Eskom tariff hikes will deepen pain
Eskom’s latest request for a 15% tariff hike each year for the next three years, on top of revenue clawbacks, means rising electricity prices are likely to exacerbate its declining sales, energy experts say.
The treasury also expects economic growth to decline if the steep increases are granted and has warned that households and companies will go off-grid to get around them.
Eskom, in its latest multi-year price determination application (MYPD4), recently applied to the National Energy Regulator of South Africa (Nersa) for the 15% increases. At the same time, it has made another regulatory clearing account (RCA) application for the fifth year of the MYPD3 of R21-billion.
The RCA is part of the MYPD methodology and allows Eskom to adjust for the over- or under-recovery of revenue in any year of a tariff decision.
In its latest RCA application, most of the money Eskom is seeking to recover was lost because of declining electricity sales.
Both the MYPD4 and the new RCA application follow a recent decision by Nersa to let Eskom claw back R32.69-billion for previous MYPD3 years.
This will be recovered from
tariffs and translates into a 4.4% increase in the coming four years.
According to Eskom, in the MYPD4, it has opted to smooth the implementation of the tariff increases at a rate of 15% each year, even though this means that its revenues will not cover its entire debt commitment costs, resulting in a cash shortfall for the first two years (2019-2020 and 2020-2021) of the MYPD4 period.
It will use the money from the previous MYPD3 RCA decisions to mitigate its debt servicing shortfalls.
This “significant sacrifice”, said the utility, was in “the interest of allowing the economy to adjust” to more cost-reflective power prices.
But Eskom’s request has been questioned.
“Eskom can say what it likes about what [increases] it thinks it should have but … if it gets 15% as well as the RCA award, it will drive South Africa to the very brink,” said Chris Yelland, EE Publishers managing director.
Given the already weak economy, more price hikes would continue to drive consumers to use less electricity from Eskom.
“If you were to put up the price … it would make grid supplementation a no-brainer,” said Yelland.
“It would become absolutely inevitable that every single business and a lot of consumers would opt to put in grid supplementation systems, which would reduce Eskom sales dramatically.”
Grid supplementation would mean running a renewable energy system parallel to the grid, allowing consumers to take “as little as possible” from Eskom, Yelland said. Consumers can also opt to go off-grid entirely.
“It [Eskom] simply can’t do this any more. It’s not going to help putting up prices … they will damage their own business.”
Eskom’s sales volume expectations, a key determinant of the tariffs it has applied for, are underpinned by important assumptions on matters such as economic growth.
The utility vastly overestimated economic growth in the previous round of tariff applications and, as a result, the effect it would have on electricity demand. But it says it will avoid this by providing Nersa with an updated forecast during public hearings.

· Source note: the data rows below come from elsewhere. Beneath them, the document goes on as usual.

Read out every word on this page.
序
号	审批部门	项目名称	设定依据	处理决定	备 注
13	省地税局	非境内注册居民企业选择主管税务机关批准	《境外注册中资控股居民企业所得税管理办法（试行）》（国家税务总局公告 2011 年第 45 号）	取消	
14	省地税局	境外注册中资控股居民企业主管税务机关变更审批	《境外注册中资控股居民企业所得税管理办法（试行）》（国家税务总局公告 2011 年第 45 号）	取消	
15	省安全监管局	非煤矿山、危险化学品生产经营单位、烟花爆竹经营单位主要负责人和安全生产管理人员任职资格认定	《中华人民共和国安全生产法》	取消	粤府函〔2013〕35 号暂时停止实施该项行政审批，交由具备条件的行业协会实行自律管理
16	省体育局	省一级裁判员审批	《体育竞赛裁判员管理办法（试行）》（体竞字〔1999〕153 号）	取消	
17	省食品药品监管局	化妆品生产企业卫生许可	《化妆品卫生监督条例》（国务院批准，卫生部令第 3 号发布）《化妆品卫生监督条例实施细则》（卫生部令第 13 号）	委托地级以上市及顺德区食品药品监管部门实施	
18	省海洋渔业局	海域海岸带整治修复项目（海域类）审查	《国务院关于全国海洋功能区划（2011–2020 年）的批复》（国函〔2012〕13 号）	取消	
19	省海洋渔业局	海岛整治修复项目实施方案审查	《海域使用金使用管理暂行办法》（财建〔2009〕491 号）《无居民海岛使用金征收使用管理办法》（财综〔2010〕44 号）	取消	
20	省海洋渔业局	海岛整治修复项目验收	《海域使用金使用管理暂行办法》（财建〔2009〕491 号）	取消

The treasury, in its response to the tariff application, has queried Eskom’s sales forecasts and has outlined what the effect of the price increase could have on the country. It has estimated a 0.1 percentage point decline in economic growth, with particularly harsh effects felt in mining, as well as in the electricity sector itself because of the decline in demand.
Household and firms’ mitigation strategies would adversely affectelectricity sales, with serious consequences for both Eskom and municipalities, the treasury said. Based on “relatively conservative assumptions” of a 10% increase in the next five years, the treasury estimated that 26% of total residential electricity sales could go off-grid by 2030.
On an analysis of 21 listed companies, it estimated that 34% of Eskom electricity sales to mining firms and 8% of sales to industrial firms could go off-grid by 2040.
Eskom said that the process used to calculate sales volume assumptions was “a very rigorous one and a huge amount of effort is put into the process to ensure the compilation of an accurate forecast”. This included testing its assumptions with some of its key industrial customers.
Nevertheless, it noted the treasury’s suggestion that the price elasticity effect of such a high increase “could be more than what was anticipated in the submission”. But the sales variance could be addressed by considering more recent sales forecasts at the time of the Nersa decision, it said.
Eskom had also put an initiative in place to grow sales over and above what was expected to transpire from the market, it said.
It also said in the MYPD4 application that it is working to avoid the death spiral in several ways, including by considering new generation investments carefully to avoid stranded assets and to explore smaller incremental responses.
In addition, it wanted to prioritise growth in “disruptive technologies”, such as renewables, storage and smart technologies, including positioning itself for developments such as e-mobility.
But Yelland questioned how well Eskom could compete in an arena in which the private sector has made big strides.
Private independent power producers, through the government’s renewable energy procurement programme, have in recent years developed and installed almost 5 000 megawatts of green energy. In the same period, Eskom has only built the 100MW Sere wind farm near Vredendal in the Western Cape.
“Eskom has got no specific core competencies that will make it competitively better than independent power producers,” Yelland said.
Eskom also did not have the capacity to cope with the complexity of implementing a myriad smaller projects simultaneously, he added.